Nas postagens anteriores, falamos rapidamente do início da colonização da Amazônia, um processo que tinha como objetivo principal a ocupação do território como forma de evitar novas invasões de nações estrangeiras, como foi o caso da França Equinocial entre 1612 e 1615. Além de estimular a transferência de fazendeiros de outras regiões da Colônia, o que era feito mediante a promessa de sessão de grandes extensões de terra, as autoridades coloniais realizavam a “limpeza de territórios” com o uso de tropas militares. Ordens religiosas, principalmente os Jesuítas, se encarregavam da transferência de grandes contingentes indígenas para os seus aldeamentos, onde cuidavam da educação religiosa e formação profissional, tornando os índios “úteis” ao sistema colonial.
Em 1759, um decreto editado pelo Marquês de Pombal, Sebastião José de Carvalho e Mello (1699-1782), expulsou os Jesuítas de todos os territórios de Portugal. Essa expulsão foi o resultado de longo desgaste entre os religiosos e as autoridades da Coroa – os Jesuítas eram grandes produtores e exportadores de produtos e matérias primas, sobre os quais não havia qualquer incidência de impostos. Outra fonte de problemas eram os atritos com os fazendeiros que, devido aos trabalhos de catequese dos índios, ficavam impedidos de caçá-los e escravizá-los.
Sem os Jesuítas, os indígenas já aculturados perderam “o rumo”; muitos acabaram capturados e escravizados pelos fazendeiros – outros tantos voltaram para as matas e passaram a viver como ribeirinhos nos rios da Bacia Amazônica. A Região Norte do Brasil, que era completamente periférica dentro do restante da Colônia, acabou praticamente esquecida por várias décadas.

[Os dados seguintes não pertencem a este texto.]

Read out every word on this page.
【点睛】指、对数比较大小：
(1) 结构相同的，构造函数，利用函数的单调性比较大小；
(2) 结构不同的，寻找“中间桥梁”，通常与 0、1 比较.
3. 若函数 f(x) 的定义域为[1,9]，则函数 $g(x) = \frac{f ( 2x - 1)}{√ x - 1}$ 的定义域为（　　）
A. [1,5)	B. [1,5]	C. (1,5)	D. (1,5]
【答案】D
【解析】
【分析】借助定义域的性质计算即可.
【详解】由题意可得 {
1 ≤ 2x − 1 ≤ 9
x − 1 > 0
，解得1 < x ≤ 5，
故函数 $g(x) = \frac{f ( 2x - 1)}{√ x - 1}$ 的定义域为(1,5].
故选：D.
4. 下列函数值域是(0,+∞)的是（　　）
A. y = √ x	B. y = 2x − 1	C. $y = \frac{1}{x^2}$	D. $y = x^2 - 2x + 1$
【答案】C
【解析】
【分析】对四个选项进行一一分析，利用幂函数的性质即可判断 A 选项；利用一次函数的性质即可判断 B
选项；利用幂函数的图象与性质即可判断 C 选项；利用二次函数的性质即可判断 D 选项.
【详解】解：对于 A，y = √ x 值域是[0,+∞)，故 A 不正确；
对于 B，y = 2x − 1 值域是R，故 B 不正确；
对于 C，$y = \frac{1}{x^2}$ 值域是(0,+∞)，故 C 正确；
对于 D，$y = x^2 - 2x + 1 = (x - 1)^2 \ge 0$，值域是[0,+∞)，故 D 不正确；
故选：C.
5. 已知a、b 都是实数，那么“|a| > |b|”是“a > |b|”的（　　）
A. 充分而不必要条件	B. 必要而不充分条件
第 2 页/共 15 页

Um “único” sopro de maior atividade na Região foi o breve Ciclo do Algodão nas duas últimas décadas do século XVIII no Maranhão (que tem parte do seu território na Amazônia). A Revolução Industrial “corria solta” na Inglaterra e houve uma verdadeira explosão no consumo dessa matéria prima. Por esse breve período de tempo, o Maranhão se tornou o Estado mais rico do Brasil. Passada a euforia, a Região caiu novamente no esquecimento e só voltaria à “vida” em meados do século XIX, quando um produto da Amazônia chamou a atenção do mundo – o látex.
O látex começou a ser utilizado por indústrias do segmento de confecção ainda no século XVIII, quando era pulverizado sobre capas de chuva com o objetivo de criar uma camada impermeável, que funcionava perfeitamente nos dias de chuva. Em dias de extremo calor, porém, a camada impermeável se tornava grudenta e em dias muito frios ela endurecia e se tornava quebradiça. Outros produtos da época feitos à base do látex apresentavam os mesmos problemas.
Em 1839, o inventor americano Charles Goodyear, depois de inúmeros experimentos, desenvolveu o processo da vulcanização, onde uma mistura de látex e enxofre era submetida a pressão e calor, permitindo a modelagem das peças de borracha e tornando-as resistentes ao calor e ao frio. Após a invenção deste processo, as aplicações industriais e o consumo do látex no mundo explodiram.
A borracha passou a ser a matéria prima de uma série de produtos inovadores: correias para máquinas, sapatos, luvas, chapéus, roupas impermeáveis, flutuadores, bandas de rodagem para rodas de carroças (mais tarde substituídas por rodas com pneus), mangueiras, entre outros produtos. Nas últimas décadas do século XIX, com o uso cada vez maior da eletricidade, peças isolantes à base de borracha ganharam enorme importância no mercado mundial.
O látex é uma seiva natural produzida por várias espécies de árvores e plantas, com destaque para a seringueira (Hevea brasiliensis), uma espécie nativa da Floresta Amazônica. Detentor de uma parte considerável dessa Floresta, o Brasil rapidamente despontou como o maior produtor mundial de látex. Entre os anos de 1870 e 1920, as exportações de látex respondiam por 25% das exportações brasileiras, só perdendo para o café.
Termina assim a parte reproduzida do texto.